Son günlerde uzun uzun tartışılıyormuş gibi gözüken ama aynı sözlerin tekrarlandığı bir mesele de Taksim’de polislere yönelik gerçekleştirilen canlı bomba eylemi oldu. Bu eylemin gerçekleştiği günlerde de, Metis Yayınları, kendisine kalkış noktası olarak Walter Benjamin’in ünlü “Şiddetin Eleştirisi Üzerine” adlı yazısını alan bir seçki yayımladı. Şiddet üzerine en az Fanon’un kitapları kadar önemli olan bu yazıyı ve hemen ardından bu yazıyı yapıbozuma uğratan Derrida’nın yazısını okumak oldukça zihin açıcı.

Mesela devlet, illegal sol örgütlere karşı gerçekleştirdiği kararlı ve ısrarlı imha çabasının bir benzerini neden mafya örgütlerine karşı gerçekleştirmez? İllegal sol örgütlerle mücadeleye ayırdığı gücün bir kısmını mafyayla mücadeleye ayırsa, tek bir tane mafya kalmazdı ortalıkta.
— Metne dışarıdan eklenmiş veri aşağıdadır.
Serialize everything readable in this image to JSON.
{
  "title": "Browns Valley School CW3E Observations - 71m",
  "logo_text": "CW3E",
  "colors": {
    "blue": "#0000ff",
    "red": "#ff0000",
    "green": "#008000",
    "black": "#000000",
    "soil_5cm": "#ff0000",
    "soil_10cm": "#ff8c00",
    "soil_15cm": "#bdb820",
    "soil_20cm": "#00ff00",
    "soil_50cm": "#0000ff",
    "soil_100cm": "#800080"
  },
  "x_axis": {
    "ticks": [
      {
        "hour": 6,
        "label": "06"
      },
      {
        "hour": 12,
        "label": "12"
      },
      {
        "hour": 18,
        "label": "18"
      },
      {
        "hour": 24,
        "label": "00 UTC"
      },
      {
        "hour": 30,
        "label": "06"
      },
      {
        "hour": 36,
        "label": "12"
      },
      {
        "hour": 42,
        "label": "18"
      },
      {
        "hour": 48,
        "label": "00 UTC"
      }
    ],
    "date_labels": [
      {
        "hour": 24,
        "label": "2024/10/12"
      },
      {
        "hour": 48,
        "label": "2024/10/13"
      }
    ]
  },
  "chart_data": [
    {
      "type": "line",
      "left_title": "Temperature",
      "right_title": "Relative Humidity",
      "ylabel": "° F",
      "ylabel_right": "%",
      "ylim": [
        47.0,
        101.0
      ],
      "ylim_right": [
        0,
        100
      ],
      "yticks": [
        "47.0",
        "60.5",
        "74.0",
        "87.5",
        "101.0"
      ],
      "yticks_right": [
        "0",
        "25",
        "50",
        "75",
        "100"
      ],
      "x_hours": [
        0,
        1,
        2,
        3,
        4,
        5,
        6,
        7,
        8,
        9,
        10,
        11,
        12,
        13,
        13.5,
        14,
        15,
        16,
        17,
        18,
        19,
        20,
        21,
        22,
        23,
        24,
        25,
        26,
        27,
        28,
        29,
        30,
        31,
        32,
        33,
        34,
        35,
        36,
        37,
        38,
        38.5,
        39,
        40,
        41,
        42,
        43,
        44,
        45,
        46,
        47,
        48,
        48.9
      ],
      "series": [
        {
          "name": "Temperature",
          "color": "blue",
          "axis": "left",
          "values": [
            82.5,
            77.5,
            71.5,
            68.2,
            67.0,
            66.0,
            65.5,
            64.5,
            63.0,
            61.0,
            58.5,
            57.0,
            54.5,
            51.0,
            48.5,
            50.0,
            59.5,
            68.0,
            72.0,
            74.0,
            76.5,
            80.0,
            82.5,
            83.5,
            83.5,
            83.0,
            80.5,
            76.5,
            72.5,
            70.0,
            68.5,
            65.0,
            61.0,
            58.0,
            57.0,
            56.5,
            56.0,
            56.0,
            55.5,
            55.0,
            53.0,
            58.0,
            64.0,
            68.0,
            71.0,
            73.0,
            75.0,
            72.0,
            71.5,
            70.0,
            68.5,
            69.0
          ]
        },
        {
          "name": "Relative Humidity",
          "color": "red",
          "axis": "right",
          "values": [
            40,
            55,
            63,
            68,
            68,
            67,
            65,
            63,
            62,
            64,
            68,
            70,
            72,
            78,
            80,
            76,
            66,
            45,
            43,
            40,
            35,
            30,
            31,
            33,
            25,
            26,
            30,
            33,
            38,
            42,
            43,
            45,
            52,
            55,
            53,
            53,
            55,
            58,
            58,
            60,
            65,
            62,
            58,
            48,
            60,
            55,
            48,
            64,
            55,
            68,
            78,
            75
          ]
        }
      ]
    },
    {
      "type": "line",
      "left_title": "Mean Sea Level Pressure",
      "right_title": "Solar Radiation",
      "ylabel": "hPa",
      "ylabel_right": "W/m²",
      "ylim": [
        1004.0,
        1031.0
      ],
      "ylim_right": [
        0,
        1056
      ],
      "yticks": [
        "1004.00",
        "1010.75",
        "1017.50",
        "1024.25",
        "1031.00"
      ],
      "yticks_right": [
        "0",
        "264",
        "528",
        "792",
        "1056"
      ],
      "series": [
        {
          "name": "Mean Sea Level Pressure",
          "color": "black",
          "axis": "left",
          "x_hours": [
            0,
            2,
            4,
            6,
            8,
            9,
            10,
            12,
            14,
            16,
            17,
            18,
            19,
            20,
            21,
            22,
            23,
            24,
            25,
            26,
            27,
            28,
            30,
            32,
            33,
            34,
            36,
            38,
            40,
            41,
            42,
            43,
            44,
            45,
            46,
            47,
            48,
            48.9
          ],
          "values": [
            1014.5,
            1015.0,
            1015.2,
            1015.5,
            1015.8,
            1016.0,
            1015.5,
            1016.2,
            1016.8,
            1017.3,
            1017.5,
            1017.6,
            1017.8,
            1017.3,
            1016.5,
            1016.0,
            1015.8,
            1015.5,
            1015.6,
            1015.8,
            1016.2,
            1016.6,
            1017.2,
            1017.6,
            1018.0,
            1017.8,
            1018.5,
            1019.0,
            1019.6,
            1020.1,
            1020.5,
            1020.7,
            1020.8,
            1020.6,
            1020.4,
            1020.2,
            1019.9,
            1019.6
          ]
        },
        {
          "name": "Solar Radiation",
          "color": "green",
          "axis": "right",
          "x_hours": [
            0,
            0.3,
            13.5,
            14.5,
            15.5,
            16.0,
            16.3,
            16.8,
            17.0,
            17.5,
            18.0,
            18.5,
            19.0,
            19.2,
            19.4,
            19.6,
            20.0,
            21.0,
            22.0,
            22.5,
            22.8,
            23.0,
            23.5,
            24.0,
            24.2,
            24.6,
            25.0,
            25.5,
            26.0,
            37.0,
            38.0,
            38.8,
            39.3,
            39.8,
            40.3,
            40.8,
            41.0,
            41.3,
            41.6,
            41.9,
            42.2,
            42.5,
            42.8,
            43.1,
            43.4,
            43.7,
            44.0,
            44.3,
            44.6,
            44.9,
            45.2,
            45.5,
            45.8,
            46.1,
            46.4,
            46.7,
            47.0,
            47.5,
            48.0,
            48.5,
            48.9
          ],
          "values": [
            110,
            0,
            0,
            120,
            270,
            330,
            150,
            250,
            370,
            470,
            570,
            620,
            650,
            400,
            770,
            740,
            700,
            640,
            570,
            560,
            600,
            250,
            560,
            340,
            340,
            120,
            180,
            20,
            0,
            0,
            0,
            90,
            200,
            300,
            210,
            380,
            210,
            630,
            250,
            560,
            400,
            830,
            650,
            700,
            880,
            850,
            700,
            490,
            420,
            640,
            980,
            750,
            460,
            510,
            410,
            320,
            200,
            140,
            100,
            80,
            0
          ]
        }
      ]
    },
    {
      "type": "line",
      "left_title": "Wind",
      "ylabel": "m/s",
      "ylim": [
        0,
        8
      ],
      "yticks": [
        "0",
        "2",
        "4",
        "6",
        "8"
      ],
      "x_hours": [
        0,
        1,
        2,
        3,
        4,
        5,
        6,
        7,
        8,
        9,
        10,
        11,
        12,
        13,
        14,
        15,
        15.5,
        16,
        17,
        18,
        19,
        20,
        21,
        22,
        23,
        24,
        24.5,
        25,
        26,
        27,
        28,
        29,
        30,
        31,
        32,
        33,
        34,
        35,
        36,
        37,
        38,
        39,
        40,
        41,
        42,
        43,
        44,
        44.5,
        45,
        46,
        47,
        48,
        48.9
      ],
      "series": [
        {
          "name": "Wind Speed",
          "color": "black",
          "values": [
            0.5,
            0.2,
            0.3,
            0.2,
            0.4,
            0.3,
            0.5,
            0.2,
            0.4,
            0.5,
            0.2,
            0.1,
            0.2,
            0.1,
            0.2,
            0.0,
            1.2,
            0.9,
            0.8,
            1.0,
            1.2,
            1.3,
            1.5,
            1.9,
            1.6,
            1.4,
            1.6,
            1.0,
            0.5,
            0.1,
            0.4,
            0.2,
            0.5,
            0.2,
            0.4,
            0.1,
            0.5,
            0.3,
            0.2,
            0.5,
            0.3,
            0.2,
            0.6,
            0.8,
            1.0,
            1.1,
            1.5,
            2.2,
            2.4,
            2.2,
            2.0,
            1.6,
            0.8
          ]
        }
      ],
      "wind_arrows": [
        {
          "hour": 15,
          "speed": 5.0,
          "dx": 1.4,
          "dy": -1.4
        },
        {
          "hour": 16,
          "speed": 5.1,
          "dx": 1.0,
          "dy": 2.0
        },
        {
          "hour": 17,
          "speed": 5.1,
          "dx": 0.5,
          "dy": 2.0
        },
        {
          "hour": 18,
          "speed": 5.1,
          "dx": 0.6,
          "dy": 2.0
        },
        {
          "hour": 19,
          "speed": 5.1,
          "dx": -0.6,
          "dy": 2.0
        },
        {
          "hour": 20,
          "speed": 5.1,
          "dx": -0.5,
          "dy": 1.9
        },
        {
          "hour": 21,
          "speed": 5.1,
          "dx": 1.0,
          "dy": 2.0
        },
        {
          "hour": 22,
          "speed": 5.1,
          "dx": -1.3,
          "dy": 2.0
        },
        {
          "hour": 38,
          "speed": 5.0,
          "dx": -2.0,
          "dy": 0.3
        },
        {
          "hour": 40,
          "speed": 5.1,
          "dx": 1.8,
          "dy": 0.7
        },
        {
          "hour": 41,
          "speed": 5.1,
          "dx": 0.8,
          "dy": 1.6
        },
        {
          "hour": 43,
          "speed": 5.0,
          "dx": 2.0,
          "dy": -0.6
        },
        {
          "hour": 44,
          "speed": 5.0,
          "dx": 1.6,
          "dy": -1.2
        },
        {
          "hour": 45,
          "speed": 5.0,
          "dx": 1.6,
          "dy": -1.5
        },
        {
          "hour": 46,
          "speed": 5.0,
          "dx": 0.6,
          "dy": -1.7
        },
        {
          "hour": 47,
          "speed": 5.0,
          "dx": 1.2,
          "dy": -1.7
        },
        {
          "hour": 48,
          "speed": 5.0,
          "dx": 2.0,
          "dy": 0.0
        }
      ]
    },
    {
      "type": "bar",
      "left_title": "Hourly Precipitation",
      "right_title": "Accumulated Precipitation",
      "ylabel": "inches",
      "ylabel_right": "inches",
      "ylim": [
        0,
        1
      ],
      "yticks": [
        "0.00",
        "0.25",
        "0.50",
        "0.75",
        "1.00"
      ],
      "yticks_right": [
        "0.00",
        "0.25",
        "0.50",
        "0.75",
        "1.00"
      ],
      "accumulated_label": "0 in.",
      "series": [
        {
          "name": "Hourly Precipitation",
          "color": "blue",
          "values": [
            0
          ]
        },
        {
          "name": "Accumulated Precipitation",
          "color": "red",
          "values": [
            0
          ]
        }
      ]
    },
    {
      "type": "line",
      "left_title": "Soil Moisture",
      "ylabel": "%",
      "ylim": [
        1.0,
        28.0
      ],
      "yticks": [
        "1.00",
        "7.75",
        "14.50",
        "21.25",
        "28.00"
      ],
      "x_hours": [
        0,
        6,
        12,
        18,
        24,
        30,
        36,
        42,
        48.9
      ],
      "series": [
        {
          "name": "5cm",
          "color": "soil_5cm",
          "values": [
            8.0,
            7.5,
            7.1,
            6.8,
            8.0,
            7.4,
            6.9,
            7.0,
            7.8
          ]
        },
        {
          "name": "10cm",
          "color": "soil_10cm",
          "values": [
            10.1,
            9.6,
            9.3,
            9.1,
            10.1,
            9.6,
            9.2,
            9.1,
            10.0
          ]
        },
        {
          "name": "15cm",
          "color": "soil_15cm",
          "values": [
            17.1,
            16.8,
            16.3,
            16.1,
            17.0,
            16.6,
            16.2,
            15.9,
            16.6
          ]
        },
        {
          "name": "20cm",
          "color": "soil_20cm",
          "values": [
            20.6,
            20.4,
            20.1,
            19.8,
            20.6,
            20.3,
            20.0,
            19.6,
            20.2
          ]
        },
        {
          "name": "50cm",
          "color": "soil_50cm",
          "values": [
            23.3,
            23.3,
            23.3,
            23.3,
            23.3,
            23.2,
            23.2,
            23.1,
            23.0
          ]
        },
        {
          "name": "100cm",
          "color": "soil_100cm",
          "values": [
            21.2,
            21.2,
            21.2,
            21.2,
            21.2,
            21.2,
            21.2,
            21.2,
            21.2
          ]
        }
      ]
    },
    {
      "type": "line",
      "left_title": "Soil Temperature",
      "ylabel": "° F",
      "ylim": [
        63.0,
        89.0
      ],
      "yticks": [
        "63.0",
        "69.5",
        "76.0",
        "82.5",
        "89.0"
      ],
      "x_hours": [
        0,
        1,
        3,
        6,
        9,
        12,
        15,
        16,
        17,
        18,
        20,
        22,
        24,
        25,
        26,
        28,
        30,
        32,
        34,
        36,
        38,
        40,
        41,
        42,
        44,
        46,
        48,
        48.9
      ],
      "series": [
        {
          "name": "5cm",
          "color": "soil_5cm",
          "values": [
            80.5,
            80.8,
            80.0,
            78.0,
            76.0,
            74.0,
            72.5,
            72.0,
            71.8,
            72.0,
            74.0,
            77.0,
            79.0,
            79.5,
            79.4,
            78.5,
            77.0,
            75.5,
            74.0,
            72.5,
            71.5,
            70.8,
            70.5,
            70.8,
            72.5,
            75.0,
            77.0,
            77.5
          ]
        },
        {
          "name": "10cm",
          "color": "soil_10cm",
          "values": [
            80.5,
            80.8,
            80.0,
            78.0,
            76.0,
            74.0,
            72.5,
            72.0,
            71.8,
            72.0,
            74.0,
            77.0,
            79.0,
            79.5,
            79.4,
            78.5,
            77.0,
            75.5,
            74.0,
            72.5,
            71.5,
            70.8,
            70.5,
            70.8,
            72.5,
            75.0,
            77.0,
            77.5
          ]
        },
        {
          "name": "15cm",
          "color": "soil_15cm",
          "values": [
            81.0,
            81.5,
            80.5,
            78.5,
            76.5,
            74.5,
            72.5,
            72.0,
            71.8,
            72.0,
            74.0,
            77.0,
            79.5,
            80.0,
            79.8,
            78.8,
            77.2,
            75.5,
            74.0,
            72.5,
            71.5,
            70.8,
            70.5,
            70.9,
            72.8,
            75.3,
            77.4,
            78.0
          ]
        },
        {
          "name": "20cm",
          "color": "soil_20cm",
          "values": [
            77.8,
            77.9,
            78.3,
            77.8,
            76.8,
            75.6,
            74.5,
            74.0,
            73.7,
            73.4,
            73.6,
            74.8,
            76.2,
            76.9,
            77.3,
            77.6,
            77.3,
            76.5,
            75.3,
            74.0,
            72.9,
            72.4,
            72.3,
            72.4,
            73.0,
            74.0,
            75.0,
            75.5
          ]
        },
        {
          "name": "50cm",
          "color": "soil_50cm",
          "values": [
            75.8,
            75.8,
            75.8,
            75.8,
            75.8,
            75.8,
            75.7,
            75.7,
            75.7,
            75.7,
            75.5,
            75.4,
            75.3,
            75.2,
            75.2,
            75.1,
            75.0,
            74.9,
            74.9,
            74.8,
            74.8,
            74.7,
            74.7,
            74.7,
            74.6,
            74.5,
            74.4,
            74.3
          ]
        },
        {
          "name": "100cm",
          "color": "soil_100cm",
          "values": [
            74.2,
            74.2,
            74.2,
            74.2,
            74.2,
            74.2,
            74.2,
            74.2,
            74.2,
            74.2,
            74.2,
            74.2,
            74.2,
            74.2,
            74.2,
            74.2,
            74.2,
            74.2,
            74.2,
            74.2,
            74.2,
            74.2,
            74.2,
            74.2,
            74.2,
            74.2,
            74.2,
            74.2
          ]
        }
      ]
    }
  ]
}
Bu durum tüm devletler için geçerli bir tespit. Derrida, Benjamin’in tespitlerinden yola çıkarak şöyle açıklıyor bu durumu: “Devletin, en güçlü halindeki hukukun, korktuğu şey pek o kadar suç veya eşkıyalık değildir; çünkü bu suç ve eşkıyalık, mafya veya büyük uyuşturucu trafiğinde olduğu gibi tikel çıkarlar sağlamak amacıyla ihlal etmektedir yasayı.” Yani bir mafya örgütü, sadece alacağı paraya bakar. Devlet, tüm gücüyle bu yapılarla savaşırmış gibi gözükse de, “para aklanması” işinden payını alarak, bitirici hamleyi hiçbir zaman gerçekleştirmez. Hatta bu tür yapılarla zaman zaman işbirliği bile yapabilir. Halbuki isyancı bir örgüt ya da topluluk, hatta genel grev talep eden işçi sınıfı, tikel çıkarlar için değil, devletin kurucu şiddetinden doğan hukuk ilişkilerini dönüştürme, değiştirme talebiyle hareket ettiği için, devletler, bu tür yapı ve örgütlere karşı bitirici hamle yapmak konusunda hiçbir zaman tereddüt etmezler. Bütün mesele, devletin kurucu şiddetinden doğan hukukunun sınırları içinde kalınıp kalınmadığıdır. Şimdi o sınırların çeşitli hukuk talepleriyle esnekleştirilmeye, genişletilmeye çalışıldığına tanık oluyoruz. Aslında biraz da, gündemden hiç düşmeyen hukuk tartışmalarına, hukukun kaynağından bakmak gerekmiyor mu?